The political origins of Mexico’s corruption

Date: 

Tuesday, April 23, 2019, 12:00pm

Location: 

CGIS South, S250, 1730 Cambridge Street

Speaker: Viridiana Rios, Ph.D. in Government, Harvard University

Moderator: Steven Levitsky, Professor of Government, Harvard University

In contexts where corruption is widespread, why do some incumbents choose to not be corrupt? My research argues that party loyalty is a major influence to reduce corruption and test this argument using fine-grained data of 12 billion dollars audited to 3,601 local incumbents over a period of 16 years. Contributing to an unsettled and vibrant debate about the influence of partisan politics in corruption, our data allow us to test three possible mechanisms that could be driving political actors to limit the misappropriation of public resources during their tenure: insurance mechanisms, according to which incumbents reduce corruption to avoid prosecution; party loyalty, where corruption diminishes to protect political cliques from public discredit, and ideological incentives, where corruption diminishes because it is part of the programmatic agenda of incumbent’s party. We find the greatest evidence in favor of party loyalty. Our results suggest the existence of a corruption political cycle in which party loyalty modulates corruption according to a tradeoff between accessing illegal resources and protecting the image of the party. Only when partisan loyalty is combined with low resource requirements does corruption diminishes.

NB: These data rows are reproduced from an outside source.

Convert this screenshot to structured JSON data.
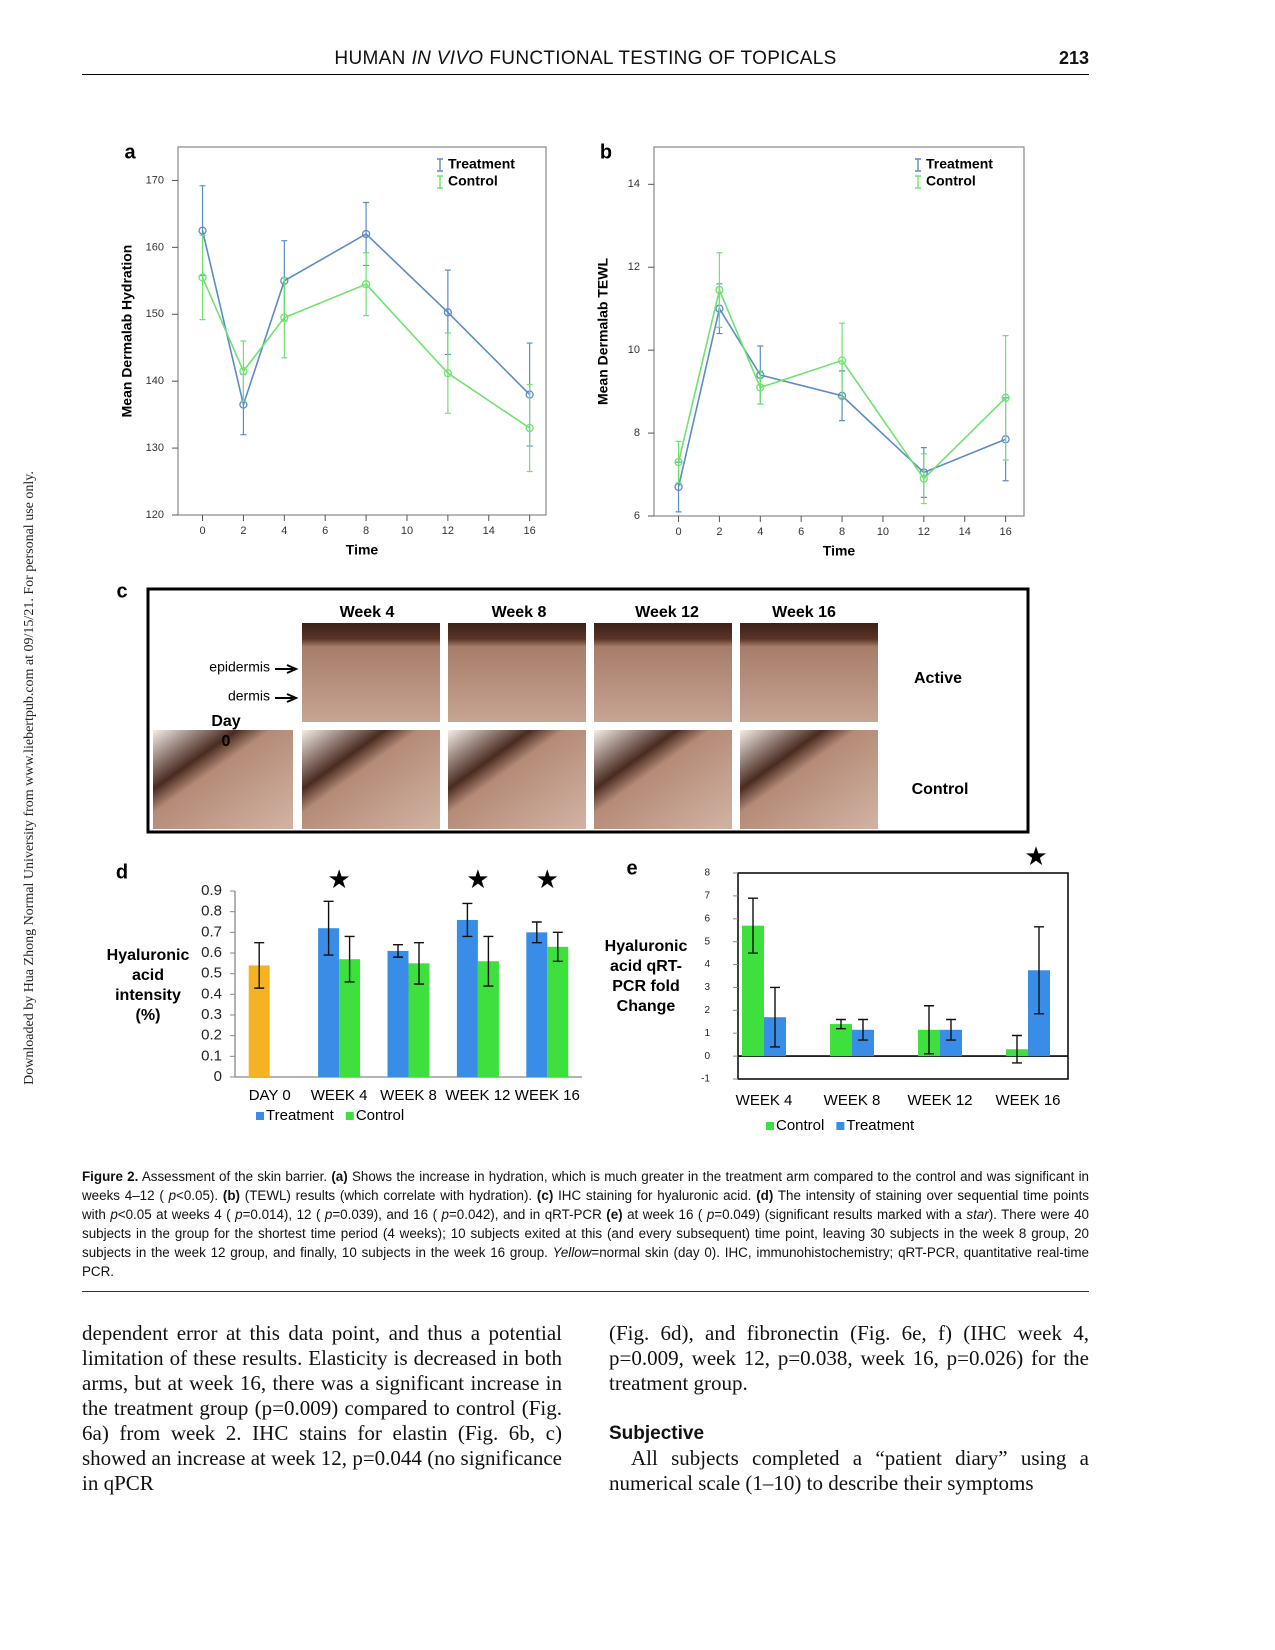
{
  "header": {
    "title_parts": [
      "HUMAN",
      "IN VIVO",
      "FUNCTIONAL TESTING OF TOPICALS"
    ],
    "page_number": "213"
  },
  "side_note": "Downloaded by Hua Zhong Normal University from www.liebertpub.com at 09/15/21. For personal use only.",
  "chart_data": [
    {
      "type": "line",
      "panel": "a",
      "xlabel": "Time",
      "ylabel": "Mean Dermalab Hydration",
      "x": [
        0,
        2,
        4,
        8,
        12,
        16
      ],
      "xlim": [
        -1.2,
        16.8
      ],
      "xticks": [
        0,
        2,
        4,
        6,
        8,
        10,
        12,
        14,
        16
      ],
      "ylim": [
        120,
        175
      ],
      "yticks": [
        120,
        130,
        140,
        150,
        160,
        170
      ],
      "legend": "upper right",
      "series": [
        {
          "name": "Treatment",
          "color": "#5b8cc6",
          "values": [
            162.5,
            136.5,
            155,
            162,
            150.3,
            138
          ],
          "errors": [
            6.7,
            4.5,
            6,
            4.7,
            6.3,
            7.7
          ]
        },
        {
          "name": "Control",
          "color": "#6ee36e",
          "values": [
            155.5,
            141.5,
            149.5,
            154.5,
            141.2,
            133
          ],
          "errors": [
            6.3,
            4.5,
            6,
            4.7,
            6,
            6.5
          ]
        }
      ]
    },
    {
      "type": "line",
      "panel": "b",
      "xlabel": "Time",
      "ylabel": "Mean Dermalab TEWL",
      "x": [
        0,
        2,
        4,
        8,
        12,
        16
      ],
      "xlim": [
        -1.2,
        16.9
      ],
      "xticks": [
        0,
        2,
        4,
        6,
        8,
        10,
        12,
        14,
        16
      ],
      "ylim": [
        6,
        14.9
      ],
      "yticks": [
        6,
        8,
        10,
        12,
        14
      ],
      "legend": "upper right",
      "series": [
        {
          "name": "Treatment",
          "color": "#5b8cc6",
          "values": [
            6.7,
            11.0,
            9.4,
            8.9,
            7.05,
            7.85
          ],
          "errors": [
            0.6,
            0.6,
            0.7,
            0.6,
            0.6,
            1.0
          ]
        },
        {
          "name": "Control",
          "color": "#6ee36e",
          "values": [
            7.3,
            11.45,
            9.1,
            9.75,
            6.9,
            8.85
          ],
          "errors": [
            0.5,
            0.9,
            0.4,
            0.9,
            0.6,
            1.5
          ]
        }
      ]
    },
    {
      "type": "bar",
      "panel": "d",
      "ylabel_lines": [
        "Hyaluronic",
        "acid",
        "intensity",
        "(%)"
      ],
      "categories": [
        "DAY 0",
        "WEEK 4",
        "WEEK 8",
        "WEEK 12",
        "WEEK 16"
      ],
      "ylim": [
        0,
        0.9
      ],
      "yticks": [
        0,
        0.1,
        0.2,
        0.3,
        0.4,
        0.5,
        0.6,
        0.7,
        0.8,
        0.9
      ],
      "legend": "bottom",
      "significance_marker": "★",
      "significant": [
        false,
        true,
        false,
        true,
        true
      ],
      "series": [
        {
          "name": "Treatment",
          "color": "#3a8de6",
          "values": [
            null,
            0.72,
            0.61,
            0.76,
            0.7
          ],
          "errors": [
            null,
            0.13,
            0.03,
            0.08,
            0.05
          ]
        },
        {
          "name": "Control",
          "color": "#3ee03e",
          "values": [
            null,
            0.57,
            0.55,
            0.56,
            0.63
          ],
          "errors": [
            null,
            0.11,
            0.1,
            0.12,
            0.07
          ]
        },
        {
          "color": "#f5b324",
          "values": [
            0.54,
            null,
            null,
            null,
            null
          ],
          "errors": [
            0.11,
            null,
            null,
            null,
            null
          ]
        }
      ]
    },
    {
      "type": "bar",
      "panel": "e",
      "ylabel_lines": [
        "Hyaluronic",
        "acid qRT-",
        "PCR fold",
        "Change"
      ],
      "categories": [
        "WEEK 4",
        "WEEK 8",
        "WEEK 12",
        "WEEK 16"
      ],
      "ylim": [
        -1,
        8
      ],
      "yticks": [
        -1,
        0,
        1,
        2,
        3,
        4,
        5,
        6,
        7,
        8
      ],
      "legend": "bottom",
      "significance_marker": "★",
      "significant": [
        false,
        false,
        false,
        true
      ],
      "series": [
        {
          "name": "Control",
          "color": "#3ee03e",
          "values": [
            5.7,
            1.4,
            1.15,
            0.3
          ],
          "errors": [
            1.2,
            0.2,
            1.05,
            0.6
          ]
        },
        {
          "name": "Treatment",
          "color": "#3a8de6",
          "values": [
            1.7,
            1.15,
            1.15,
            3.75
          ],
          "errors": [
            1.3,
            0.45,
            0.45,
            1.9
          ]
        }
      ]
    }
  ],
  "histology": {
    "panel": "c",
    "columns": [
      "Week 4",
      "Week 8",
      "Week 12",
      "Week 16"
    ],
    "rows": [
      "Active",
      "Control"
    ],
    "epidermis": "epidermis",
    "dermis": "dermis",
    "day_lines": [
      "Day",
      "0"
    ]
  },
  "caption": {
    "segments": [
      {
        "text": "Figure 2.",
        "style": "bold"
      },
      {
        "text": " Assessment of the skin barrier. "
      },
      {
        "text": "(a)",
        "style": "bold"
      },
      {
        "text": " Shows the increase in hydration, which is much greater in the treatment arm compared to the control and was significant in weeks 4–12 ( "
      },
      {
        "text": "p",
        "style": "italic"
      },
      {
        "text": "<0.05). "
      },
      {
        "text": "(b)",
        "style": "bold"
      },
      {
        "text": " (TEWL) results (which correlate with hydration). "
      },
      {
        "text": "(c)",
        "style": "bold"
      },
      {
        "text": " IHC staining for hyaluronic acid. "
      },
      {
        "text": "(d)",
        "style": "bold"
      },
      {
        "text": " The intensity of staining over sequential time points with "
      },
      {
        "text": "p",
        "style": "italic"
      },
      {
        "text": "<0.05 at weeks 4 ( "
      },
      {
        "text": "p",
        "style": "italic"
      },
      {
        "text": "=0.014), 12 ( "
      },
      {
        "text": "p",
        "style": "italic"
      },
      {
        "text": "=0.039), and 16 ( "
      },
      {
        "text": "p",
        "style": "italic"
      },
      {
        "text": "=0.042), and in qRT-PCR "
      },
      {
        "text": "(e)",
        "style": "bold"
      },
      {
        "text": " at week 16 ( "
      },
      {
        "text": "p",
        "style": "italic"
      },
      {
        "text": "=0.049) (significant results marked with a "
      },
      {
        "text": "star",
        "style": "italic"
      },
      {
        "text": "). There were 40 subjects in the group for the shortest time period (4 weeks); 10 subjects exited at this (and every subsequent) time point, leaving 30 subjects in the week 8 group, 20 subjects in the week 12 group, and finally, 10 subjects in the week 16 group. "
      },
      {
        "text": "Yellow",
        "style": "italic"
      },
      {
        "text": "=normal skin (day 0). IHC, immunohistochemistry; qRT-PCR, quantitative real-time PCR."
      }
    ]
  },
  "body": {
    "left": "dependent error at this data point, and thus a potential limitation of these results. Elasticity is decreased in both arms, but at week 16, there was a significant increase in the treatment group (p=0.009) compared to control (Fig. 6a) from week 2. IHC stains for elastin (Fig. 6b, c) showed an increase at week 12, p=0.044 (no significance in qPCR",
    "right_paragraph": "(Fig. 6d), and fibronectin (Fig. 6e, f) (IHC week 4, p=0.009, week 12, p=0.038, week 16, p=0.026) for the treatment group.",
    "heading": "Subjective",
    "right_paragraph_2": "All subjects completed a “patient diary” using a numerical scale (1–10) to describe their symptoms"
  }
}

Viri Ríos is a visiting assistant professor at the department of government at Harvard University. She studies the political economy of violence and corruption in Latin America. Her work (i) shows how party alignment changes the dynamics of corruption and determines levels of criminal violence, and (ii) estimates how criminal violence and corruption affects emigration, media coverage, and inequality. She has published at The Journal of Conflict Resolution, Justice Quarterly, the Latin American Research Review, the Latin American Politics, and Society, to name a few. Her most recent book The Missing Reform (ed.), published by Woodrow Wilson Center Press, explores the role that rule of law has on Mexico's policy outcomes. She is from Mexico. There, she was honored to be appointed by the Senate as a member of the National Anti-corruption Commission. When she's not researching human lawbreaking, you can find her in Mexico City's Roma Norte neighborhood scolding her dog "Mueble" for repeatedly violating the "no dogs in the public fountains" ordinance.